UNESCO reviews tsunami warning systems
UNESCO’s Intergovernmental Oceanographic Commission (IOC) will hold an international symposium from 12 to 14 February to take stock of lessons learned concerning tsunami preparedness over the past 13 years, and challenges ahead. The first meeting on the subject took place in March 2005, following the deadly Indian Ocean Tsunami of December 2004.
The symposium reflects the determination of the Director-General of UNESCO, Audrey Azoulay, to rally the international community’s support for the development of tsunami warning systems, prevention through education and public campaigns to raise awareness of signs indicating the approach of such events.
Considerable developments have occurred in the field since 2005: tsunami detection technologies have evolved, social media have become more important in times of danger, multiple risk systems have been developed, and awareness has increased. The meeting, Advances in Tsunami Warning to Enhance Community Responses, aims to draw lessons from past tsunamis, assess the successes and weaknesses of warning systems and identify ways to improve them.

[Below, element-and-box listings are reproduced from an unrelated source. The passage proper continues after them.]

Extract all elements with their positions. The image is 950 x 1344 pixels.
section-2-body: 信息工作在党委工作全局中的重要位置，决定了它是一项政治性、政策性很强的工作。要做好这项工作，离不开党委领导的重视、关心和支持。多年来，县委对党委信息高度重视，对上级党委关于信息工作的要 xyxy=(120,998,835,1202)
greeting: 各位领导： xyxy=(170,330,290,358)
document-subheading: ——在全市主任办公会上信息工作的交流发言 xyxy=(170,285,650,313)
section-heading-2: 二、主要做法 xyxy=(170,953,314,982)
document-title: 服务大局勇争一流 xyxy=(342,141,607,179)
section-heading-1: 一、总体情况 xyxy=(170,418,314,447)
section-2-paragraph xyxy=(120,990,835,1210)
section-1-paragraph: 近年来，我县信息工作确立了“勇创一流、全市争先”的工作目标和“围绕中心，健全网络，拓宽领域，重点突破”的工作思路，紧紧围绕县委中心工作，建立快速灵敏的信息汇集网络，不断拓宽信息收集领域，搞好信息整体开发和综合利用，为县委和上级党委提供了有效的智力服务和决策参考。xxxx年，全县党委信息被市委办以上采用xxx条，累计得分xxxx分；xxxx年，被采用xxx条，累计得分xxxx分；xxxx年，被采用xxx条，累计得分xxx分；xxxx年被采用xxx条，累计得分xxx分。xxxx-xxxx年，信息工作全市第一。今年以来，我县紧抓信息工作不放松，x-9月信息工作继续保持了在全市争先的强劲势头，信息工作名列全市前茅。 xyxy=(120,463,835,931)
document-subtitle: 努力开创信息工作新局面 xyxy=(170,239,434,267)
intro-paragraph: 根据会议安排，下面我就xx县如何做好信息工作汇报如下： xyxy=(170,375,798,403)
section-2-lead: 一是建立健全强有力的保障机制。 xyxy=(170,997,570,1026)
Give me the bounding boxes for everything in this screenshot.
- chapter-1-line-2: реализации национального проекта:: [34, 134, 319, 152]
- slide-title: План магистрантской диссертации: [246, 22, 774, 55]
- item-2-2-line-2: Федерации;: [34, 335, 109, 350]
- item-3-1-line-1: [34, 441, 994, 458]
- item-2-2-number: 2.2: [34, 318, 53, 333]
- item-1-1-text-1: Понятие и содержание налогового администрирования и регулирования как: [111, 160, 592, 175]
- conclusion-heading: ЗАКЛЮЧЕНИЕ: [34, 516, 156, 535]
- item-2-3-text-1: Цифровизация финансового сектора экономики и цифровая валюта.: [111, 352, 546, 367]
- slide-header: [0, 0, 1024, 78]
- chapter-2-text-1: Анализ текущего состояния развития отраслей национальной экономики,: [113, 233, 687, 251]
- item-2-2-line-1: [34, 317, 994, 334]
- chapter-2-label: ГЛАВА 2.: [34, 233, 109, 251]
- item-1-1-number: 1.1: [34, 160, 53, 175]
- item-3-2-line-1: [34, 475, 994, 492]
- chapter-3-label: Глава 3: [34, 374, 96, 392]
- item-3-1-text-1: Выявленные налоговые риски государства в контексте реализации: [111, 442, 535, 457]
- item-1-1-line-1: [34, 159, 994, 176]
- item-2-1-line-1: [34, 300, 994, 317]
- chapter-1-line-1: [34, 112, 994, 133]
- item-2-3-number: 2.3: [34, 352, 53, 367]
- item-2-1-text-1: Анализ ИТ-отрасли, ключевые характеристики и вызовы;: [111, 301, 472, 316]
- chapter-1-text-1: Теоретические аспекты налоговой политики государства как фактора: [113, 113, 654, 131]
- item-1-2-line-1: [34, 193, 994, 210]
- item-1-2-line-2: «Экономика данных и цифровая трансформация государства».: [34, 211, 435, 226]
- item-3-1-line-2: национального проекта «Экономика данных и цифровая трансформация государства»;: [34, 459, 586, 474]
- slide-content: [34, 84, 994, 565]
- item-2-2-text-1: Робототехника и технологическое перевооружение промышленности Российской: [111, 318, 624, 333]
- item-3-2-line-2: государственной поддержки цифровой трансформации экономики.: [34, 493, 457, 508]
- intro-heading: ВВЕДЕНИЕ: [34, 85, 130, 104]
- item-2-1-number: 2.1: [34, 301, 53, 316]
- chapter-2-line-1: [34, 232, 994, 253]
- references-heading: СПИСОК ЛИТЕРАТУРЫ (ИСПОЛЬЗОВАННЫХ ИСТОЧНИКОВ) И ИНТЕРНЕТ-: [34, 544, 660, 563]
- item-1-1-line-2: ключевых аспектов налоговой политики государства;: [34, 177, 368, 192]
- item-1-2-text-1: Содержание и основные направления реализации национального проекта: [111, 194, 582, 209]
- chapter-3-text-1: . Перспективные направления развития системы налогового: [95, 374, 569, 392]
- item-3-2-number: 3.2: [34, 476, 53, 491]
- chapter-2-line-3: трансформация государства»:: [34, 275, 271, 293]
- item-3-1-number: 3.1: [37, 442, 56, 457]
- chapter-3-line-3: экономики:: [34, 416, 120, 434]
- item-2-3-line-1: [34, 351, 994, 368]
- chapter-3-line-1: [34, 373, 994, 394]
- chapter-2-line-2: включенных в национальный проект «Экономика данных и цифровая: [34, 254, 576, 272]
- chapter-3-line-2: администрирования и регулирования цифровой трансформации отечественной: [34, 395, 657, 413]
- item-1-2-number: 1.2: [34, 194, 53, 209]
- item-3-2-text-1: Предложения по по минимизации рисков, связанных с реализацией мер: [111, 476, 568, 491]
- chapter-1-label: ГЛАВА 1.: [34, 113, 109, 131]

Over three days the meeting will bring together members of the scientific community and of monitoring networks, among them seismologists, researchers, representatives of civilian protection authorities, operational centres, national monitoring and prevention services, as well as the private sector.
The first Tsunami Warning System was created in the Pacific in 1965, five years after a devastating tsunami hit the coasts of Chile, Hawaii, Japan and the Philippines. UNESCO’s Intergovernmental Oceanographic Commission ensures the governance of the system which has served as a model for the establishment under the aegis of the IOC of three new warning systems since 2005; in the Indian Ocean, the Caribbean and Northest Atlantic, as well as the Mediterranean.